Industry officials’ main defense is that the PAH chemicals can come from a variety of sources other than the coaltar sealants.
Using an EPA-approved method, though, the Geological Survey scientists examined dozens of lakes across the country and found that in those where the coaltar sealants are used nearby, the concentrations of the chemicals in question are much higher in the lake bottoms. Referring to the result for Lake Anne, near Washington, D.C., Mahler said of the chemicals’ sources:
“Some of it is coming from wood burning.
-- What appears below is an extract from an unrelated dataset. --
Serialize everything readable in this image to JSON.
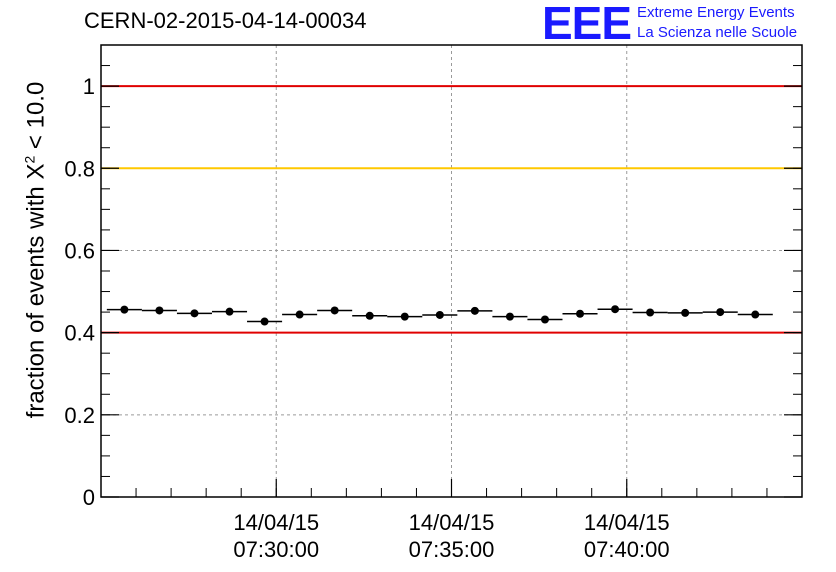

Some of it is coming from vehicles. Some of it is coming from coal burning. But most of it is coming from coaltar-based sealcoat and that is what is causing the increasing concentrations of (the chemicals) in this lake.”
The same goes for many other lakes in the study, Mahler said in an interview. In many cases the chemicals are present in concentrations that scientists are pretty sure can harm stream-dwelling creatures such as crayfish, small shrimp and worms.
LeHuray, the industry representative, appeared at the Washington D.C. briefing and noted that Pavement Council had not been allowed to present its scientific findings. She challenged the scientific basis of the Geological Survey’s work.
Mahler pointed out that the methods the government scientists used had been approved by the EPA and concluded: “We are very confident that the results of the modeling are strong. We used a very rigorous approach. The results are consistent with the multiple lines of evidence.”